Gold Standard

A gold standard is a monetary system in which an economic unit of account is measured by its fixed weight in gold. Meaning the government can only print X amount of dollars for every one ounce of gold they have in reserve. There are two main ways a gold standard works, one in which gold coins are circulated and one in which they are not.
When gold coins were circulated, like they were in the United States from 1795 to 1933, paper money was also circulated. $20 in paper money was equal to $20 in gold. Then in 1933 the US switched to another type of gold standard in which gold coins were not circulated; only paper money existed. The dollars were not redeemable in gold for individuals, but nations could convert their dollars for gold. This removed the US from the gold standard domestically. The general public was not allowed to own gold bullion, which was the case from 1933 to 1974.

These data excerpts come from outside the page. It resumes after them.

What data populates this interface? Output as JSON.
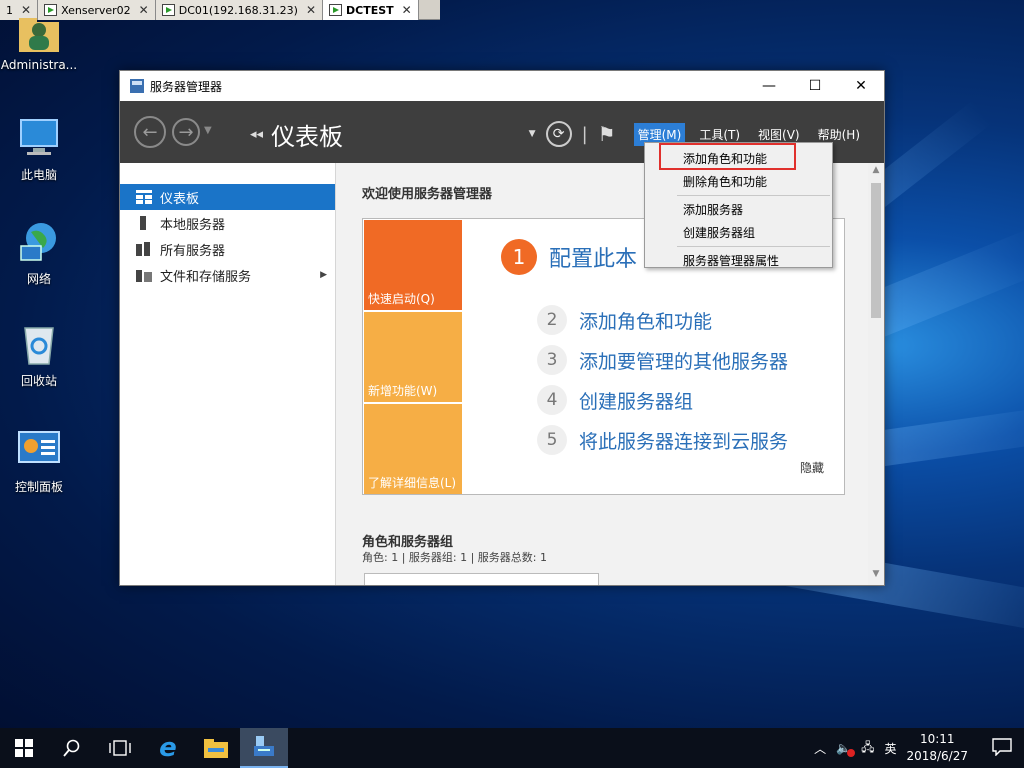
{
  "vm_tabs": [
    {
      "label": "1",
      "active": false
    },
    {
      "label": "Xenserver02",
      "active": false
    },
    {
      "label": "DC01(192.168.31.23)",
      "active": false
    },
    {
      "label": "DCTEST",
      "active": true
    }
  ],
  "desktop": {
    "icons": [
      {
        "label": "Administra...",
        "icon": "user-folder-icon"
      },
      {
        "label": "此电脑",
        "icon": "computer-icon"
      },
      {
        "label": "网络",
        "icon": "network-icon"
      },
      {
        "label": "回收站",
        "icon": "recycle-bin-icon"
      },
      {
        "label": "控制面板",
        "icon": "control-panel-icon"
      }
    ]
  },
  "window": {
    "title": "服务器管理器",
    "breadcrumb": "仪表板",
    "menu": {
      "manage": "管理(M)",
      "tools": "工具(T)",
      "view": "视图(V)",
      "help": "帮助(H)"
    },
    "sidebar": [
      {
        "label": "仪表板",
        "active": true
      },
      {
        "label": "本地服务器",
        "active": false
      },
      {
        "label": "所有服务器",
        "active": false
      },
      {
        "label": "文件和存储服务",
        "active": false
      }
    ],
    "welcome_title": "欢迎使用服务器管理器",
    "tiles": [
      "快速启动(Q)",
      "新增功能(W)",
      "了解详细信息(L)"
    ],
    "steps": [
      {
        "num": "1",
        "label": "配置此本"
      },
      {
        "num": "2",
        "label": "添加角色和功能"
      },
      {
        "num": "3",
        "label": "添加要管理的其他服务器"
      },
      {
        "num": "4",
        "label": "创建服务器组"
      },
      {
        "num": "5",
        "label": "将此服务器连接到云服务"
      }
    ],
    "hide_label": "隐藏",
    "roles_title": "角色和服务器组",
    "roles_summary": "角色: 1 | 服务器组: 1 | 服务器总数: 1"
  },
  "dropdown": {
    "items": [
      "添加角色和功能",
      "删除角色和功能",
      "添加服务器",
      "创建服务器组",
      "服务器管理器属性"
    ],
    "highlighted": "添加角色和功能"
  },
  "taskbar": {
    "tray_lang": "英",
    "time": "10:11",
    "date": "2018/6/27"
  },
  "colors": {
    "accent": "#1a74c8",
    "tile_orange": "#f06a25",
    "tile_yellow": "#f6ae45",
    "highlight_red": "#e0302c"
  }
}
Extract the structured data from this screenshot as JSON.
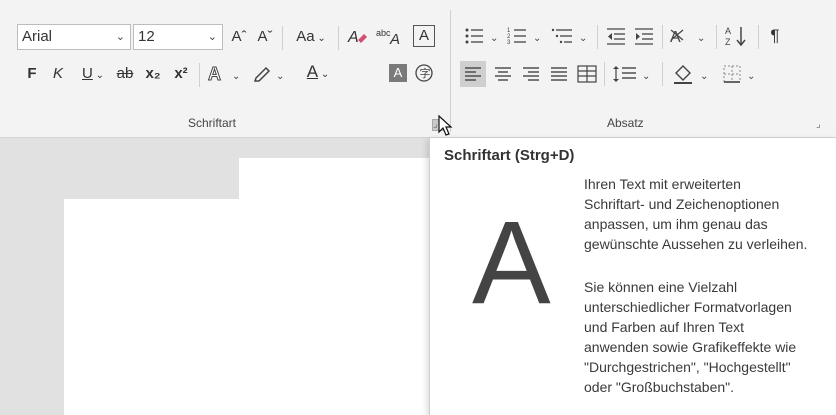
{
  "ribbon": {
    "font": {
      "family_value": "Arial",
      "size_value": "12",
      "grow_label": "Aˆ",
      "shrink_label": "Aˇ",
      "case_label": "Aa",
      "bold_label": "F",
      "italic_label": "K",
      "underline_label": "U",
      "strike_label": "ab",
      "subscript_label": "x₂",
      "superscript_label": "x²",
      "color_label": "A",
      "shade_label": "A",
      "group_label": "Schriftart"
    },
    "paragraph": {
      "group_label": "Absatz"
    }
  },
  "tooltip": {
    "title": "Schriftart (Strg+D)",
    "glyph": "A",
    "p1_lines": [
      "Ihren Text mit erweiterten",
      "Schriftart- und Zeichenoptionen",
      "anpassen, um ihm genau das",
      "gewünschte Aussehen zu verleihen."
    ],
    "p2_lines": [
      "Sie können eine Vielzahl",
      "unterschiedlicher Formatvorlagen",
      "und Farben auf Ihren Text",
      "anwenden sowie Grafikeffekte wie",
      "\"Durchgestrichen\", \"Hochgestellt\"",
      "oder \"Großbuchstaben\"."
    ]
  },
  "colors": {
    "ribbon_bg": "#f3f3f3",
    "doc_bg": "#e1e1e1",
    "page_bg": "#ffffff"
  }
}
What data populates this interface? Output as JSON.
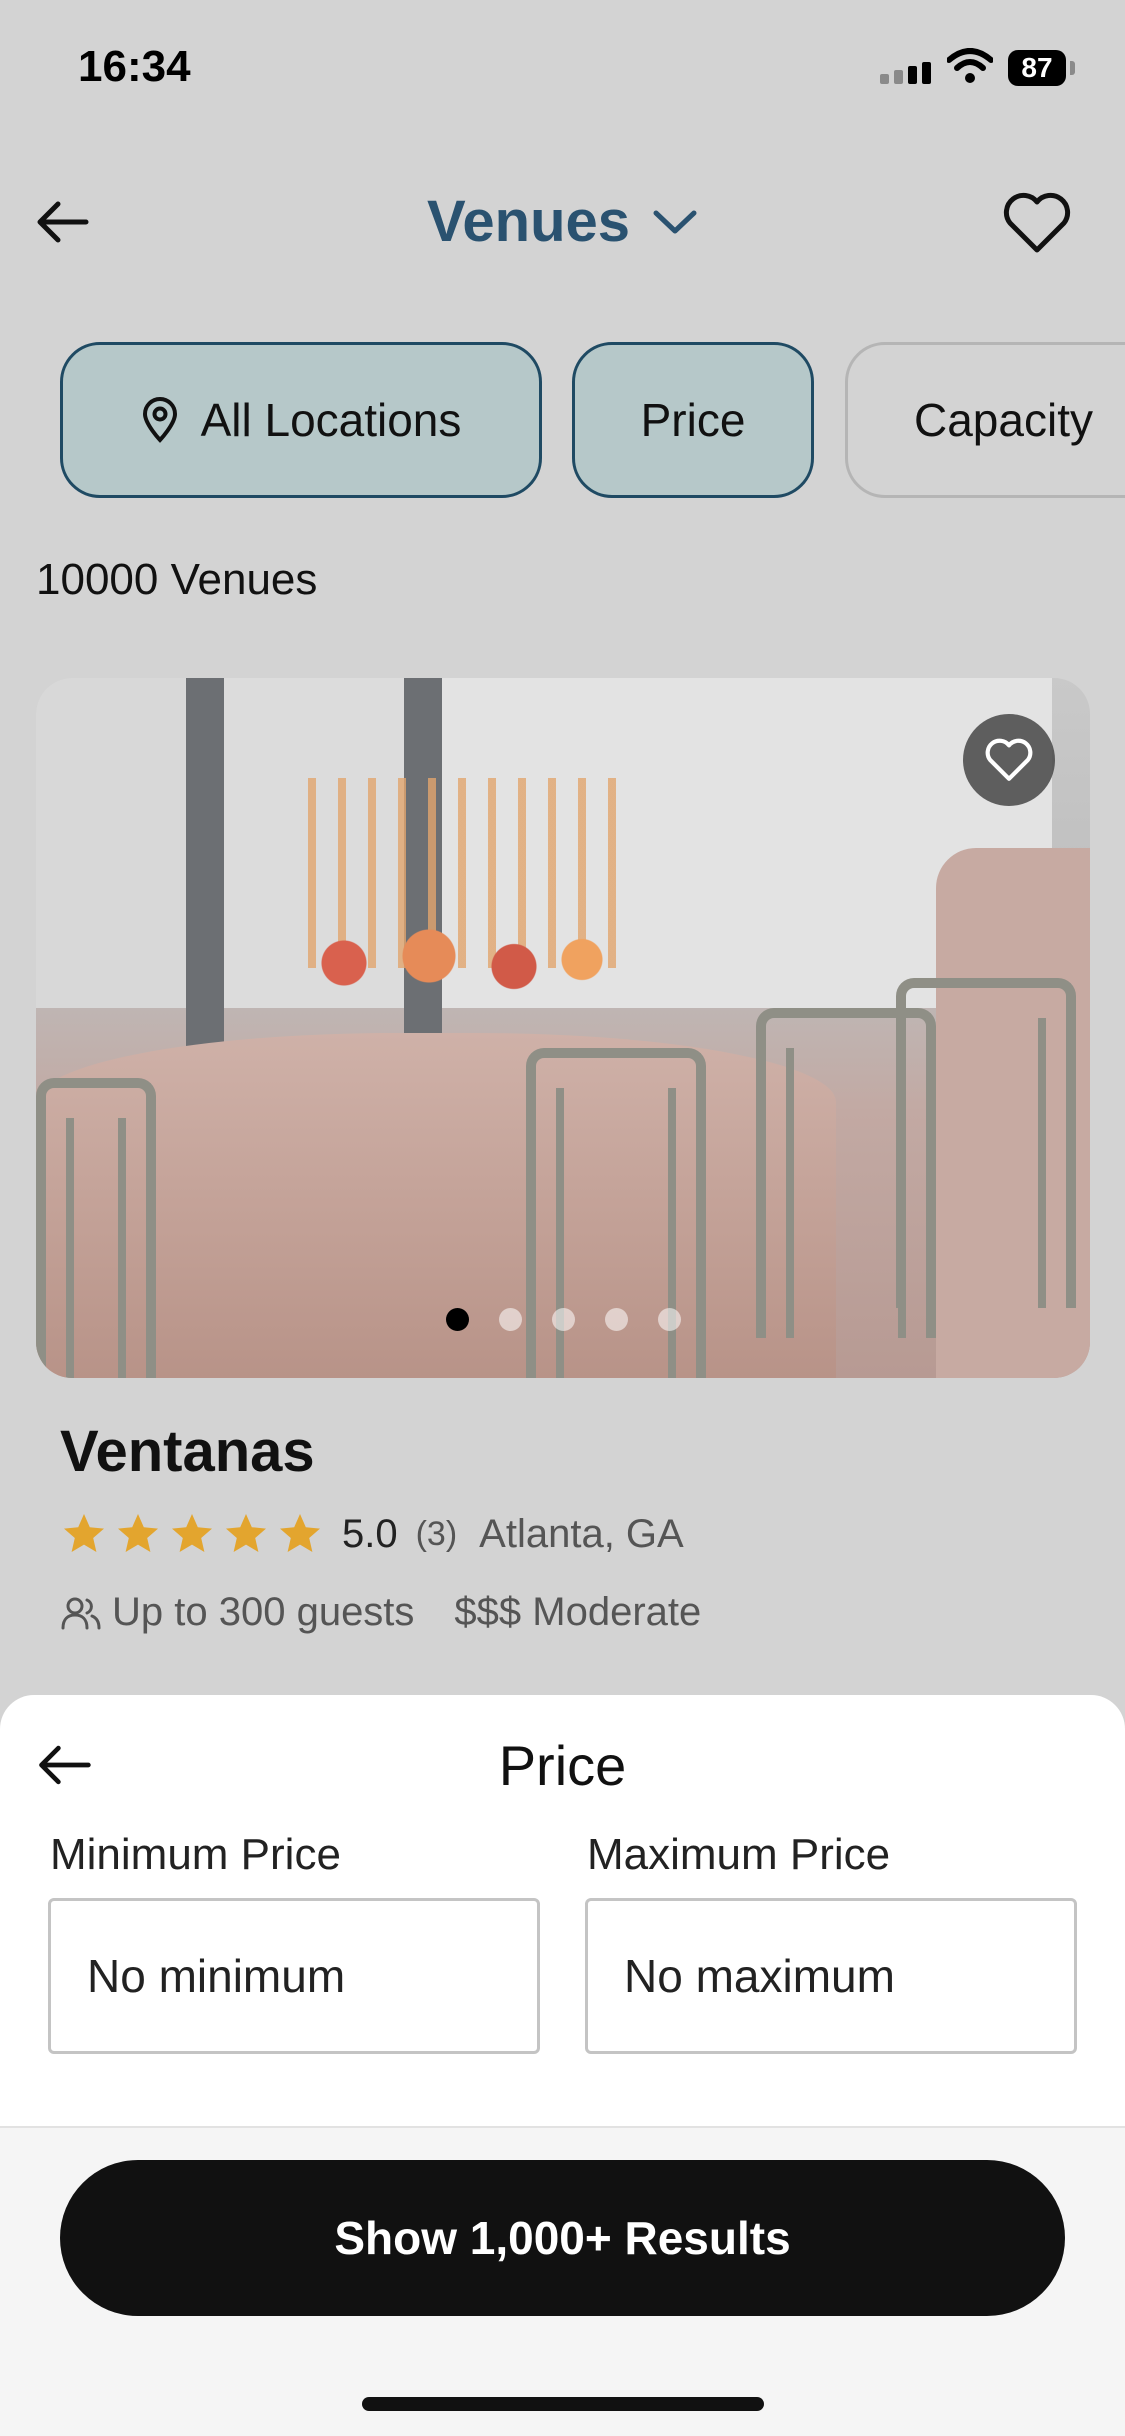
{
  "status_bar": {
    "time": "16:34",
    "battery": "87"
  },
  "header": {
    "title": "Venues"
  },
  "filters": [
    {
      "label": "All Locations"
    },
    {
      "label": "Price"
    },
    {
      "label": "Capacity"
    }
  ],
  "results": {
    "count_label": "10000 Venues"
  },
  "venue": {
    "name": "Ventanas",
    "rating": "5.0",
    "review_count": "(3)",
    "location": "Atlanta, GA",
    "guests": "Up to 300 guests",
    "price_tier": "$$$ Moderate",
    "photo_page": 1,
    "photo_total": 5
  },
  "sheet": {
    "title": "Price",
    "min_label": "Minimum Price",
    "max_label": "Maximum Price",
    "min_value": "No minimum",
    "max_value": "No maximum",
    "cta_label": "Show 1,000+ Results"
  },
  "colors": {
    "accent": "#2a5270",
    "chip_fill": "#b6c8c9",
    "star": "#e3a52e",
    "cta": "#111111"
  }
}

In 1971 Nixon closed the “gold window†effectively taking the US off of the gold standard internationally. Now the Federal Reserve could print money at will. There is no longer a need to have gold in reserve to accommodate printing. When Nixon closed the gold window all countries worldwide went off of the gold standard. Many nations were on a de facto gold standard by being pegged to the dollar.
Since 1971 the US has been increasing the money supply faster than it ever has. Without a gold standard the Fed and the Government are left unchecked. Paper dollars are continually devalued thus shifting money from the hands of the public into the hands of the government and central bankers through inflation. In order to stop the madness the US needs to return to some sort of gold standard. This will give strength to the currency once again. Without it the dollar will continue to be inflated until its ultimate collapse, just like every other fiat currency in history.
World Bank President, Robert Zoellick mentioned in 2010 that he believes that a new world reserve currency should be established, one that is weighted in a basket of currencies and includes gold.
Gold continues to be a monetary metal, real money. Central banks and institutions are buying it in order to hedge against inflation and protect their reserves from US money printing. This is something that we should all consider doing for ourselves.